143 Kurangnya jumlah SDM yang bertanggung jawab terhadap kualitas udara di BPLHD misalnya, tentu akan mengganggu kinerja di lembaga lainnya. Karena BPLHD sebagai lembaga yang berhak mengesahkan emisi yang dikeluarkan oleh kegiatan industri, maka keterlambatan yang disebabkan oleh minimnya tenaga pelaksana di BPLHD akan menghambat perizinan serta berbagai kegiatan terkait lainnya. Satu hal penting yang juga dibutuhkan dalam pelaksanaan pengendalian pencemaran udara adalah kualitas dari aparat pelaksana. Banyak instansi pemerintah di tingkat pusat maupun daerah yang kekurangan petugas yang berkualitas untuk mengelola pencemaran udara. Meskipun Pemprov DKI Jakarta telah memiliki perhatian terhadap masalah pencemaran udara, namun karena banyak permasalahan lain di ibukota yang dirasa lebih mendesak, maka upaya peningkatan kualitas udara perkotaan belum menjadi prioritas utama. Hal ini terlihat dari minimnya pendanaan yang dialokasikan bagi pengelolaan kualitas udara, pada tahun 2004 besarnya hanya 0,12% dari PDRB (Pemprov DKI Jakarta, 2006). Dalam pengembangan model alternatif kebijakan di penelitian ini, biaya penerapan kebijakan pada kondisi sekarang diberi bobot rendah, dan pada skenario pembangunan berbasis lingkungan biaya ini meningkat menjadi sedang, dan tinggi pada skenario pembangunan berbasis ekonomi. Agar pengelolaan kualitas udara DKI Jakarta lebih baik dari kondisi saat ini, Pemprov DKI Jakarta hendaknya meningkatkan alokasi pendanaan.
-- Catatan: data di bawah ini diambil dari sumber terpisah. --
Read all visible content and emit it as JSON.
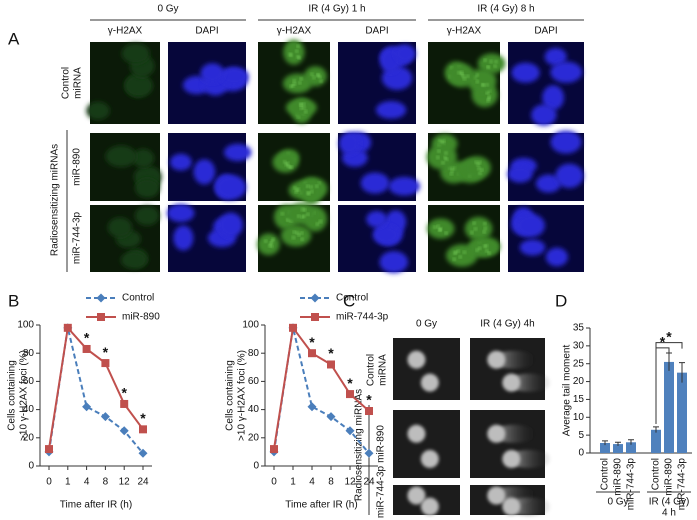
{
  "panel_labels": [
    "A",
    "B",
    "C",
    "D"
  ],
  "panel_a": {
    "columns": [
      {
        "title": "0 Gy",
        "channels": [
          "γ-H2AX",
          "DAPI"
        ]
      },
      {
        "title": "IR (4 Gy) 1 h",
        "channels": [
          "γ-H2AX",
          "DAPI"
        ]
      },
      {
        "title": "IR (4 Gy) 8 h",
        "channels": [
          "γ-H2AX",
          "DAPI"
        ]
      }
    ],
    "rows": [
      {
        "label": [
          "Control",
          "miRNA"
        ]
      },
      {
        "label": [
          "miR-890"
        ]
      },
      {
        "label": [
          "miR-744-3p"
        ]
      }
    ],
    "group_label": "Radiosensitizing miRNAs"
  },
  "panel_c": {
    "columns": [
      "0 Gy",
      "IR (4 Gy) 4h"
    ],
    "rows": [
      {
        "label": [
          "Control",
          "miRNA"
        ]
      },
      {
        "label": [
          "miR-890"
        ]
      },
      {
        "label": [
          "miR-744-3p"
        ]
      }
    ],
    "group_label": "Radiosensitizing miRNAs"
  },
  "chart_data": [
    {
      "type": "line",
      "ylabel": [
        "Cells containing",
        ">10 γ-H2AX foci (%)"
      ],
      "xlabel": "Time after IR (h)",
      "categories": [
        "0",
        "1",
        "4",
        "8",
        "12",
        "24"
      ],
      "series": [
        {
          "name": "Control",
          "color": "#4a7ebb",
          "dash": true,
          "marker": "diamond",
          "values": [
            10,
            98,
            42,
            35,
            25,
            9
          ]
        },
        {
          "name": "miR-890",
          "color": "#c0504d",
          "dash": false,
          "marker": "square",
          "values": [
            12,
            98,
            83,
            73,
            44,
            26
          ]
        }
      ],
      "significance": [
        null,
        null,
        "*",
        "*",
        "*",
        "*"
      ],
      "ylim": [
        0,
        100
      ],
      "yticks": [
        0,
        20,
        40,
        60,
        80,
        100
      ]
    },
    {
      "type": "line",
      "ylabel": [
        "Cells containing",
        ">10 γ-H2AX foci (%)"
      ],
      "xlabel": "Time after IR (h)",
      "categories": [
        "0",
        "1",
        "4",
        "8",
        "12",
        "24"
      ],
      "series": [
        {
          "name": "Control",
          "color": "#4a7ebb",
          "dash": true,
          "marker": "diamond",
          "values": [
            10,
            98,
            42,
            35,
            25,
            9
          ]
        },
        {
          "name": "miR-744-3p",
          "color": "#c0504d",
          "dash": false,
          "marker": "square",
          "values": [
            12,
            98,
            80,
            72,
            51,
            39
          ]
        }
      ],
      "significance": [
        null,
        null,
        "*",
        "*",
        "*",
        "*"
      ],
      "ylim": [
        0,
        100
      ],
      "yticks": [
        0,
        20,
        40,
        60,
        80,
        100
      ]
    },
    {
      "type": "bar",
      "ylabel": "Average tail moment",
      "categories": [
        "Control",
        "miR-890",
        "miR-744-3p",
        "Control",
        "miR-890",
        "miR-744-3p"
      ],
      "values": [
        2.8,
        2.5,
        3,
        6.5,
        25.5,
        22.5
      ],
      "errors": [
        0.6,
        0.5,
        0.7,
        0.8,
        2.5,
        2.8
      ],
      "color": "#4f81bd",
      "groups": [
        {
          "name": [
            "0 Gy"
          ],
          "size": 3
        },
        {
          "name": [
            "IR (4 Gy)",
            "4 h"
          ],
          "size": 3
        }
      ],
      "comparisons": [
        {
          "from": 3,
          "to": 4,
          "text": "*"
        },
        {
          "from": 3,
          "to": 5,
          "text": "*"
        }
      ],
      "ylim": [
        0,
        35
      ],
      "yticks": [
        0,
        5,
        10,
        15,
        20,
        25,
        30,
        35
      ]
    }
  ]
}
6.5. Analisis Gabungan Antara Hasil Model Terhadap Kebijakan Yang Diusulkan
Hasil pertama dari penelitian ini adalah besarnya jumlah optimum bahan bakar fosil (BBF) yang dapat digunakan sebagai sumber energi di provinsi DKI Jakarta, yaitu setara dengan BBF yang menghasilkan energi sebesar 50,691 Milyar kWh dengan nilai jual Rp. 25,090 Triliun. Jika dibandingkan dengan PDRB pada tahun 2004 yang besarnya Rp. 70,843 Triliun, maka pengunaan energi penduduk DKI Jakarta sangat boros. Nilai penggunaan energi sebesar 35,416 persen dari PDRB merupakan gambaran pemborosan penggunaan energi. Adanya pemborosan ini diperkuat dengan membandingkan indeks intensitas energi per kapita Indonesia terhadap negara lain.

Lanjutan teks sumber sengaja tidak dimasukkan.